Estive recentemente na penitenciária Jonas Lopes de Carvalho (Bangu 4) para negociar, em prestações, uma dívida, a que respondo sem demora, com a própria visita ao cárcere. Antes de assinar as promissórias da dívida, lembro do adágio que diz: após a sentença, o delito e a pena deixam de ser uma questão estritamente jurídica, para atingir uma questão de ordem moral. E para os dois lados, os de dentro e os de fora da prisão. Ambos constituem a mesma porção de humanidade.
Com a professora Fernanda Lopes, coordenadora de inserção social, chego a Gericinó segunda de manhã, dia de renovação, após a visita das famílias na véspera. Com o diretor do presídio, Marcelo da Hora dos Santos, entro nas alas e cumprimento a todos, que me respondem com educação. Como é difícil encontrar a temperatura das palavras. Não tanto o que dizer, mas o modo e a forma. Alguns degraus acima, o colégio estadual Professora Sonia Maria Menezes, em que atuam professores de qualidade, conscientes de seu papel, cujo trabalho abrange diversas atividades, dentre as quais a biblioteca, administrada por um monitor.
Converso em todas as salas com os alunos. E depois com os professores, para quem a escola não constitui favor, mas direito dos seres humanos, como o acesso universal à educação, defendido pelo diretor da escola, Ronaldo Almeida. Tampouco os alunos são classificados como artigos do código penal, do que fizeram ou deixaram de fazer. Cada qual é visto em seu projeto de futuro. Sabemos, com Paulo Freire, que a educação é uma prática para a liberdade.
Atitude rara a de Bangu, porque a velha lógica da prisão é a de um monstro ciumento, que raramente se desfaz de suas vítimas, mesmo após a liberdade. Monstro que aposta na reincidência, na marca de um passado sem remédio, de um estigma. Eis a fisiologia e a anatomia da prisão, esta sim, desenganada e prestes a morrer.

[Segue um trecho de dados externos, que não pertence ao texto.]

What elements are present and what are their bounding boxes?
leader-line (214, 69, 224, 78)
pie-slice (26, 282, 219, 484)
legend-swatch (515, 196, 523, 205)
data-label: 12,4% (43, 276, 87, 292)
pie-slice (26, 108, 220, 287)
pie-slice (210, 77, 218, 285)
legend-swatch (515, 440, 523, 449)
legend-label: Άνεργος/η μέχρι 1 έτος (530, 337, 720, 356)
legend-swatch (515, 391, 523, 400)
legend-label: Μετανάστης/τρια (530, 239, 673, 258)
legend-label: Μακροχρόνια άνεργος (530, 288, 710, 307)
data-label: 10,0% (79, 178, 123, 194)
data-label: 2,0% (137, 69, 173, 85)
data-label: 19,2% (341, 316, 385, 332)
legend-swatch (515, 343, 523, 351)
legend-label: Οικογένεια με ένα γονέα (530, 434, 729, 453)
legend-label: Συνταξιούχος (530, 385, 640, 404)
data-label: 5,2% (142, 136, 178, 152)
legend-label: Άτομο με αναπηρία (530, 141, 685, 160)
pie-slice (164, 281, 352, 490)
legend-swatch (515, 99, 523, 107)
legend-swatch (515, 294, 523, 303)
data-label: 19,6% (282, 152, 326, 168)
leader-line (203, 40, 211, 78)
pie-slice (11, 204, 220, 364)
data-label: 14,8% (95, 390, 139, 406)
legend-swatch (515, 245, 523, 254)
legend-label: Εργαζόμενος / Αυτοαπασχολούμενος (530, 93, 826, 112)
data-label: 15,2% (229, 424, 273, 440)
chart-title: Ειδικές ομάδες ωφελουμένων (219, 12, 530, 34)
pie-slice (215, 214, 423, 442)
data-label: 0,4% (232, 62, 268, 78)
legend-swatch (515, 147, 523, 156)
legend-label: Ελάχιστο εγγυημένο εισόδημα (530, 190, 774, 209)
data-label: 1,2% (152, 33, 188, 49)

Creio firmemente no programa de educação e formação técnica que ocorre em Bangu. Vejo com grande interesse a remição da pena, através da leitura, em diversos estados do Brasil. Tenho como urgente a criação e o aperfeiçoamento das bibliotecas, dotadas de livros novos, com variedade e qualidade, não se limitando exclusivamente a conteúdo didático, paradidático ou de proselitismo religioso. Bibliotecas que sejam desenhadas com estatuto real de emancipação, da literatura como janela para o mundo, fonte de reflexão e encontro da esfera subjetiva. Da leitura como um gesto coral, em que se articulem as vozes dos que ainda não foram ouvidos ou não se fizeram ouvir. E assim poderemos apostar num direito penal mínimo, revestido de compromisso maior e dignidade. Sem as misérias do processo penal.
Ao deixar Bangu 4, penso em “Recordação da casa dos mortos”, quando Dostoievski deixa a prisão, invocando, como um raio, a liberdade. Vida nova àqueles que pareciam mortos, e que entretanto renasciam como a Fênix.